Section 252.07(9), referenced by the trial court’s order of September 27, 2005, provides:

(a)  The department or a local health officer may petition any court for a hearing to determine whether an individual with infectious or suspect tuberculosis should be confined for longer than 72 hours in a facility where proper care and treatment will be provided and spread of the disease will be prevented.  The department or local health officer shall include in the petition documentation that demonstrates all of the following:

1.  That the individual named in the petition has infectious tuberculosis; that the individual has noninfectious tuberculosis but is at high risk of developing infectious tuberculosis; or that the individual has suspect tuberculosis.

2.  That the individual has failed to comply with the prescribed treatment regimen or with any rules promulgated by the department under sub. (11); or that the disease is resistant to the medication prescribed to the individual.

3.  That all other reasonable means of achieving voluntary compliance with treatment have been exhausted and no less restrictive alternative exists; or that no other medication to treat the resistant disease is available.

4.  That the individual poses an imminent and substantial threat to himself or herself or to the public health.

(b)  The department or local health officer shall give the individual written notice of a hearing at least 48 hours before a scheduled hearing is to be held.  Notice of the hearing shall include all of the following information:

1.  The date, time and place of the hearing.

2.  The grounds, and underlying facts, upon which confinement of the individual is being sought.

3.  An explanation of the individual’s rights specified under par. (d).

4.  The proposed actions to be taken and the reasons for each action.

(c)  If the court orders confinement of an individual under this subsection, the individual shall remain confined until the department or local health officer, with the concurrence of a treating physician, determines that treatment is complete or that the individual is no longer a substantial threat to himself or herself or to the public health. If the individual is to be confined for more than 6 months, the court shall review the confinement every 6 months.

(d)  An individual who is the subject of a petition for a hearing under this subsection has the right to appear at the hearing, the right to present evidence and cross-examine witnesses and the right to be represented by adversary counsel.  At the time of the filing of the petition the court shall assure that the individual who is the subject of the petition is represented by adversary counsel.  If the individual claims or appears to be indigent, the court shall refer the individual to the authority for indigency determinations specified under s. 977.07 (1).  If the individual is a child, the court shall refer that child to the state public defender who shall appoint counsel for the child without a determination of indigency, as provided in s. 48.23 (4).  Unless good cause is shown, a hearing under this subsection may be conducted by telephone or live audiovisual means, if available.
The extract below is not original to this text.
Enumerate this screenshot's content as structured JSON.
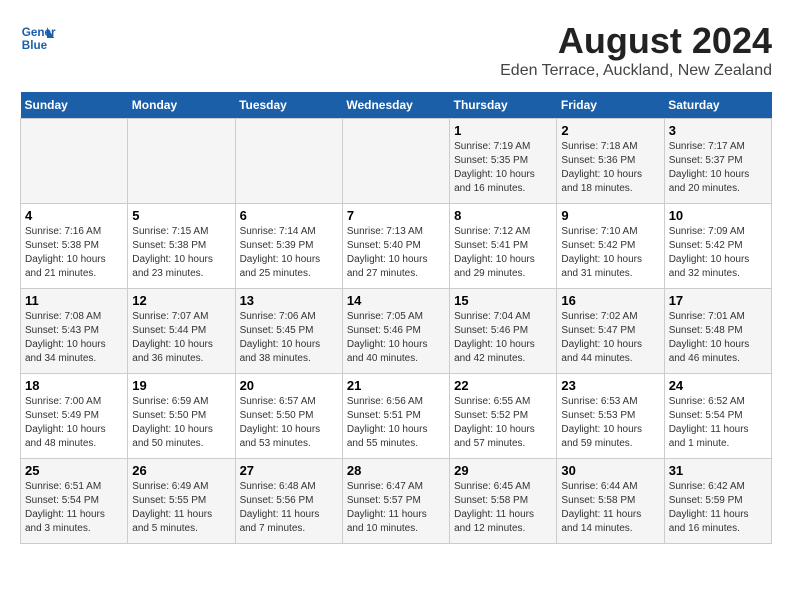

(e)  An order issued by the court under this subsection may be appealed as a matter of right.  An appeal shall be heard within 30 days after the appeal is filed.  An appeal does not stay the order.
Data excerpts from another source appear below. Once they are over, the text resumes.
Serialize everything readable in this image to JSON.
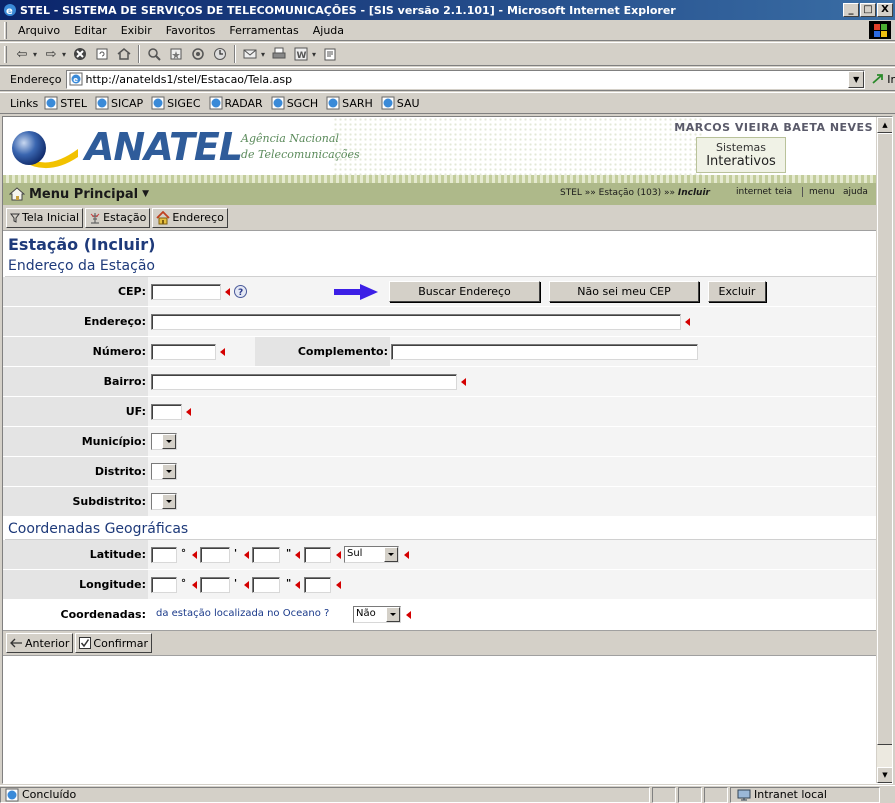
{
  "window": {
    "title": "STEL - SISTEMA DE SERVIÇOS DE TELECOMUNICAÇÕES - [SIS versão 2.1.101] - Microsoft Internet Explorer",
    "buttons": [
      "_",
      "□",
      "X"
    ]
  },
  "menubar": {
    "items": [
      "Arquivo",
      "Editar",
      "Exibir",
      "Favoritos",
      "Ferramentas",
      "Ajuda"
    ]
  },
  "addressbar": {
    "label": "Endereço",
    "url": "http://anatelds1/stel/Estacao/Tela.asp",
    "go_label": "Ir"
  },
  "linksbar": {
    "label": "Links",
    "items": [
      "STEL",
      "SICAP",
      "SIGEC",
      "RADAR",
      "SGCH",
      "SARH",
      "SAU"
    ]
  },
  "header": {
    "brand": "ANATEL",
    "agency_line1": "Agência Nacional",
    "agency_line2": "de Telecomunicações",
    "user": "MARCOS VIEIRA BAETA NEVES",
    "systems_line1": "Sistemas",
    "systems_line2": "Interativos",
    "menu_principal": "Menu Principal",
    "breadcrumb_prefix": "STEL »» Estação (103) »»",
    "breadcrumb_current": "Incluir",
    "nav_links": [
      "internet",
      "teia",
      "menu",
      "ajuda"
    ]
  },
  "topbuttons": [
    "Tela Inicial",
    "Estação",
    "Endereço"
  ],
  "form": {
    "title": "Estação (Incluir)",
    "section_address": "Endereço da Estação",
    "cep_label": "CEP:",
    "buscar_label": "Buscar Endereço",
    "nao_sei_cep_label": "Não sei meu CEP",
    "excluir_label": "Excluir",
    "endereco_label": "Endereço:",
    "numero_label": "Número:",
    "complemento_label": "Complemento:",
    "bairro_label": "Bairro:",
    "uf_label": "UF:",
    "municipio_label": "Município:",
    "distrito_label": "Distrito:",
    "subdistrito_label": "Subdistrito:",
    "section_coords": "Coordenadas Geográficas",
    "latitude_label": "Latitude:",
    "longitude_label": "Longitude:",
    "coordenadas_label": "Coordenadas:",
    "hemisphere_value": "Sul",
    "ocean_question": "da estação localizada no Oceano ?",
    "ocean_value": "Não",
    "degree_symbol": "°",
    "minute_symbol": "'",
    "second_symbol": "\""
  },
  "bottombuttons": [
    "Anterior",
    "Confirmar"
  ],
  "statusbar": {
    "status": "Concluído",
    "zone": "Intranet local"
  },
  "colors": {
    "title_blue": "#1e3a7a",
    "required_marker": "#d40000",
    "nav_green": "#aeb98a",
    "arrow_blue": "#3c1fe6"
  }
}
[3]  Washington explains:  “Given the accelerated processing of this appeal, the constitutional grounding of Ms. Washington’s argument will not be developed more fully.”  As we have seen, the trial court’s order from which this appeal is taken was entered on October 5, 2005, and Washington’s notice of appeal was filed on December 21, 2005.  Her appellate brief was filed with this court on January 26, 2006.

[4]  Wisconsin Stat. § 785.01(1), as material to Wis. Stat. § 785.04(1)(b), provides:  “‘Contempt of court’ means intentional:  … (b) Disobedience, resistance or obstruction of the authority, process or order of a court.”